David Dagan was about fifty and Edna, who had been his student the previous year, was only seventeen. No wonder the gossip swirled wildly around Roni Shindlin’s regular table in the dining hall. Names like Abishag the Shunammite, Lolita, and Bluebeard were tossed about. Yoskeh M. said that such a disgrace shook the very foundations of the school. How could it be—a teacher and his young student? They ought to convene an immediate meeting of the Education Committee. Yoskha disagreed: After all, you can’t argue with love; anyway, we’ve always advocated free love here. And Rivka R. said: How could she do something like this to her father, after all he’s lost? Poor Nahum, he just won’t be able to bear it.

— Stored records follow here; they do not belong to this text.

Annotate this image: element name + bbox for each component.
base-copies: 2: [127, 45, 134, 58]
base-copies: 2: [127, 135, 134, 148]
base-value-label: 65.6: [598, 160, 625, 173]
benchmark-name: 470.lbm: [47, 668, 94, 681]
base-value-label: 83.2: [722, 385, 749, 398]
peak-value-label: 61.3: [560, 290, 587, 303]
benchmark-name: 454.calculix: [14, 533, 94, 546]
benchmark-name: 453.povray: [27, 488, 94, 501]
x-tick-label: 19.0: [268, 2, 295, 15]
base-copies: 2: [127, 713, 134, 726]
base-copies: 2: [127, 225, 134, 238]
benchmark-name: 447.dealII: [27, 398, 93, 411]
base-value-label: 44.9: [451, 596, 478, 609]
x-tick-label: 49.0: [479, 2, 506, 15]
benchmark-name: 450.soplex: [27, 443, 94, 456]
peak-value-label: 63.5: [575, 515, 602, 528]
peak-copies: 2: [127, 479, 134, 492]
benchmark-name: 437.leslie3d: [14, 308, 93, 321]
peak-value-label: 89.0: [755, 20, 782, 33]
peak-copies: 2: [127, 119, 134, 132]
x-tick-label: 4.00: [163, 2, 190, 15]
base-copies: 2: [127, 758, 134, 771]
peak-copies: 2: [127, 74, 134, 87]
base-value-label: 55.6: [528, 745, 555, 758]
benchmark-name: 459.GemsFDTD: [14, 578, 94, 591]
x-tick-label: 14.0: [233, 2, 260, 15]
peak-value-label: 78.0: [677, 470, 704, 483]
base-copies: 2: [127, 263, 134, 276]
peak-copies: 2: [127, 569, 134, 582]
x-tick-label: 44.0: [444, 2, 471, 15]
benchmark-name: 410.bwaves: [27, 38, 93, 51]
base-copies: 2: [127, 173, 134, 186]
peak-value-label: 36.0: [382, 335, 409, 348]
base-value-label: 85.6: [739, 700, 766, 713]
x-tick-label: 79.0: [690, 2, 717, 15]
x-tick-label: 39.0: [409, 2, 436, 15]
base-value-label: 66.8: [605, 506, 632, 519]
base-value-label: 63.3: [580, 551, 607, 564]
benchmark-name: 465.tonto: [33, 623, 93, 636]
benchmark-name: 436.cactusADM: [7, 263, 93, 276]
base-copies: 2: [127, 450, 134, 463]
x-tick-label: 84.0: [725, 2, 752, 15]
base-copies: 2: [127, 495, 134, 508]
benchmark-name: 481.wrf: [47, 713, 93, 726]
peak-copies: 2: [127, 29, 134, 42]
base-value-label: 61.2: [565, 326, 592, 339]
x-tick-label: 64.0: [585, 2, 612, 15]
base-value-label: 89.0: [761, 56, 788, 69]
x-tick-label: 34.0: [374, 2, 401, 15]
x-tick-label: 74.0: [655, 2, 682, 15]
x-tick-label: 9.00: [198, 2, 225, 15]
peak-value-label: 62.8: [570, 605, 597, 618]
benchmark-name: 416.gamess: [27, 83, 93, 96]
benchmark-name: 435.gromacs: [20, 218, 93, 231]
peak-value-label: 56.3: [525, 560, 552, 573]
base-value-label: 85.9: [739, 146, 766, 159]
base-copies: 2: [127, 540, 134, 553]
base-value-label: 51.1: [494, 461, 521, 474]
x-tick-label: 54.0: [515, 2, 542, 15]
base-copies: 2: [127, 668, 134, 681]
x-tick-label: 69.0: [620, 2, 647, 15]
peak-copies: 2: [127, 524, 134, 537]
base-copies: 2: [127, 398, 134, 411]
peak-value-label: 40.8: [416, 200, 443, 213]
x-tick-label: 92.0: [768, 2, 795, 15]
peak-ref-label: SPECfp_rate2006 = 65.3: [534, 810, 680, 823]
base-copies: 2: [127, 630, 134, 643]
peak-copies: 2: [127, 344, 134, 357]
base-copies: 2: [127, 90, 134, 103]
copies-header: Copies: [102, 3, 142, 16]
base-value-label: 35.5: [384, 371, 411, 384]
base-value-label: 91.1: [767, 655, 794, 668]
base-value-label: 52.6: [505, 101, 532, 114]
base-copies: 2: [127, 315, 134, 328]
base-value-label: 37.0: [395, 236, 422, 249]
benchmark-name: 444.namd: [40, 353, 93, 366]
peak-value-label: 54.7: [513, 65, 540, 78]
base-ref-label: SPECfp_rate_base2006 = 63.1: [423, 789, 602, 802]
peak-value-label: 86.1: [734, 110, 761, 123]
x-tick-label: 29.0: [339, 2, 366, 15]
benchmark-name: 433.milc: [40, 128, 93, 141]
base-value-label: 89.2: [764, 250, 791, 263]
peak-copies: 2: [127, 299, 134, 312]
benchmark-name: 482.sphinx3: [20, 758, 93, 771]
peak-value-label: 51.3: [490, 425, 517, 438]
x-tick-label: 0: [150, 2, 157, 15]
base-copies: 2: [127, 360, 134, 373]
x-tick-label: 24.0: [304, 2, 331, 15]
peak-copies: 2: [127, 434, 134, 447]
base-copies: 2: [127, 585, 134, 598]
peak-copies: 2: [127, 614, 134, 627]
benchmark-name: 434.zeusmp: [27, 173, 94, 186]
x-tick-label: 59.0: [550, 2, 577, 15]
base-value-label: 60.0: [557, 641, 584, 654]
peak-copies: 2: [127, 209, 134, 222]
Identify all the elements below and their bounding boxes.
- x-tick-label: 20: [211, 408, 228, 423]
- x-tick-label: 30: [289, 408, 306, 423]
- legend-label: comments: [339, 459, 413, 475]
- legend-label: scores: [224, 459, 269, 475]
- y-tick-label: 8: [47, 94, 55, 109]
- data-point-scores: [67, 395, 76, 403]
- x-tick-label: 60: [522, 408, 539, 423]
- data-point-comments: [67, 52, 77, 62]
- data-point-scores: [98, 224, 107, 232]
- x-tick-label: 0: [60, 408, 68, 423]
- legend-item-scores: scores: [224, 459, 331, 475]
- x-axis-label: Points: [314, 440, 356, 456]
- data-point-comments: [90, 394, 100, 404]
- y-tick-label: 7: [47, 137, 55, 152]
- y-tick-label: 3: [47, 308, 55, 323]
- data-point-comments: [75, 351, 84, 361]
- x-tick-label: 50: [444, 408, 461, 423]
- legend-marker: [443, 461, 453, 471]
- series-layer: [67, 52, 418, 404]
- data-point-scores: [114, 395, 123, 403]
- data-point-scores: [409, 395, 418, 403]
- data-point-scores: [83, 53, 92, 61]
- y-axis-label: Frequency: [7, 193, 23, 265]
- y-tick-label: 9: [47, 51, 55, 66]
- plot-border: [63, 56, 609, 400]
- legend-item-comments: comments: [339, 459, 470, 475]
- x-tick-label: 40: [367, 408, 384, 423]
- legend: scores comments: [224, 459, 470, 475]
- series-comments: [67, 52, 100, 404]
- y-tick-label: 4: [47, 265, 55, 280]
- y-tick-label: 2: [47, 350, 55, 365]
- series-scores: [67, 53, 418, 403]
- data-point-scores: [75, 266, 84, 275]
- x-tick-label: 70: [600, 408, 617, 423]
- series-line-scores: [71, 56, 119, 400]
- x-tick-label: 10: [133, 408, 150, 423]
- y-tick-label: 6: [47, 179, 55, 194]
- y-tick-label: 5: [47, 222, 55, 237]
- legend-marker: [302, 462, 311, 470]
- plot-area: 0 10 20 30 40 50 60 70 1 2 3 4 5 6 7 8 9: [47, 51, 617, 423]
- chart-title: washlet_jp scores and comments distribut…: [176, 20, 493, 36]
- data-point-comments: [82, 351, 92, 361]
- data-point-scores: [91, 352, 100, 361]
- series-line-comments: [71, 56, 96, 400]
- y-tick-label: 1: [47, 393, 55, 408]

“The entire young generation suddenly wants to go to college,” David Dagan said in his deep voice from his table in the dining hall. “No one wants to work in the fields and orchards anymore.” Then he added harshly, “We have to draw a line somewhere. Does anyone disagree?”
Although everyone in the kibbutz felt sorry for Nahum Asherov, no one spoke up. Behind Edna’s and David Dagan’s backs, they said: It will end in tears. And they said: He is really, really out of line. He was always out of line when it came to women. And as for her, we’re simply shocked.
Nahum said nothing. It seemed to him that everyone who passed him on the kibbutz paths wondered what he would do, or why he wasn’t doing it: Your daughter has been seduced; how can you keep silent? He tried in vain to find comfort in his progressive views of love and freedom. But sorrow, embarrassment, and shame filled his heart. Every morning he would go to his workshop, fix electric lights and cookers, replace old plugs with new ones, repair broken appliances. He would go out to the yard, a long ladder over his shoulder,
toolbox in hand, to perform his duties, such as running a new power line to the kindergarten. Morning, noon, and night he would appear in the dining hall to stand mutely in the line at the serving counter, load his meal onto a tray, and then sit down in a corner to eat, preferably in silence. He always sat in the same corner. People spoke to him gently, as if they were speaking to someone who was terminally ill, avoiding any mention or even hint of his problem, and he would answer briefly in his quiet, composed, slightly hoarse voice. To himself he said: One more day and I’ll go and talk to her. And to him, too. After all, she’s still a child.